The South Whidbey tennis team lost the bulk of last year’s varsity team to graduation, so the Falcons will turn to new faces to compete this fall.
Only three players with varsity experience return.
Senior Brent de Wolf and junior Levi Buck, both with postseason experience, are back. Junior Joey Lane also saw some varsity action in 2017.
Coach Karyle Kramer said the concern over the team’s youth is balanced by its strengths.
“Overall the players have excellent attitudes and are coachable,” she said. “They listen and want to improve. They also seem to get along well. Many of them have good stroke foundations.”
Kramer’s goals for her team are “to create many opportunities for players to improve their tennis games, to develop new friendships and to understand how to better function in this world. Tennis skills, life skills — they go together.”

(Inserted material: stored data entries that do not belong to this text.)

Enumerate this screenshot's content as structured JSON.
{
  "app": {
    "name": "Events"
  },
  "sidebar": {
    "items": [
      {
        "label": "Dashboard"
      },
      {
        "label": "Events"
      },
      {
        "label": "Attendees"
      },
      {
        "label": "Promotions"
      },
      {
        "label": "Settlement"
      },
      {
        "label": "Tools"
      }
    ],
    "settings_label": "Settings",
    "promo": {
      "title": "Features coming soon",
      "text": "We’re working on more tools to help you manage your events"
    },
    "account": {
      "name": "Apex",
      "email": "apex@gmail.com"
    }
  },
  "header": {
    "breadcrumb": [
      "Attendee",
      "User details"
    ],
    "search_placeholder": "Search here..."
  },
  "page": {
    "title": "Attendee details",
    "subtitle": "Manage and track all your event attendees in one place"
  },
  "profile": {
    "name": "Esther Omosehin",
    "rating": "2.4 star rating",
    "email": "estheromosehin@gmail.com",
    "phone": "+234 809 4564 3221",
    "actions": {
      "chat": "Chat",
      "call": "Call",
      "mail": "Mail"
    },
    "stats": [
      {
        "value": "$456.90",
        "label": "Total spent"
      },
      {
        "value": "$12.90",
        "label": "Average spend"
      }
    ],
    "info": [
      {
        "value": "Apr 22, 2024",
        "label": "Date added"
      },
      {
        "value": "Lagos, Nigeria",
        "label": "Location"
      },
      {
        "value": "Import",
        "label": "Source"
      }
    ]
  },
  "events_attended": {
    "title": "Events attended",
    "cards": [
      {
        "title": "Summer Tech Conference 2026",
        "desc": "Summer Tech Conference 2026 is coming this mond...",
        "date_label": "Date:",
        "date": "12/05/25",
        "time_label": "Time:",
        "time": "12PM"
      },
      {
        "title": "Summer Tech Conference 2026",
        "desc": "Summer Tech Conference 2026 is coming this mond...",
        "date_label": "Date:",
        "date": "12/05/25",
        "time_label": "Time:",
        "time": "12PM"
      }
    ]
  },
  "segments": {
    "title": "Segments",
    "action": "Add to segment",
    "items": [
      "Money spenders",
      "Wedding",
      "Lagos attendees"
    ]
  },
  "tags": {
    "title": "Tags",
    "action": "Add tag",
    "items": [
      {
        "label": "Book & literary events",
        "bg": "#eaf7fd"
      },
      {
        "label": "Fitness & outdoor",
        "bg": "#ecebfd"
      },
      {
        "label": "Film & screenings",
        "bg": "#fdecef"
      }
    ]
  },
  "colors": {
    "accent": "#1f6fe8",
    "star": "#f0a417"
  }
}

While the other South Whidbey fall teams will play in the newly formed North Sound Conference, the Falcons and Coupeville, the only North Sound schools with tennis teams, will compete in the powerful Emerald City League, home of numerous state champions.
“I’d rather have a tough league than an easy one,” Kramer said. “Players learn more, in general, when they are challenged. It also better prepares us for postseason.
“The Emerald City League has the toughest teams in the state — it’s always a good gauge of how strong we are statewide, depending on how we do in league.”
Kramer and assistant coach Bess Windecker-Nelson will be joined by new assistant Don Zisette, who replaces Nancy Ricketts, who resigned to spend more time with her family.
South Whidbey, 7-4 last year, begins the season when Coupeville, also 7-4, visits at 3:30 p.m. Wednesday, Sept. 5.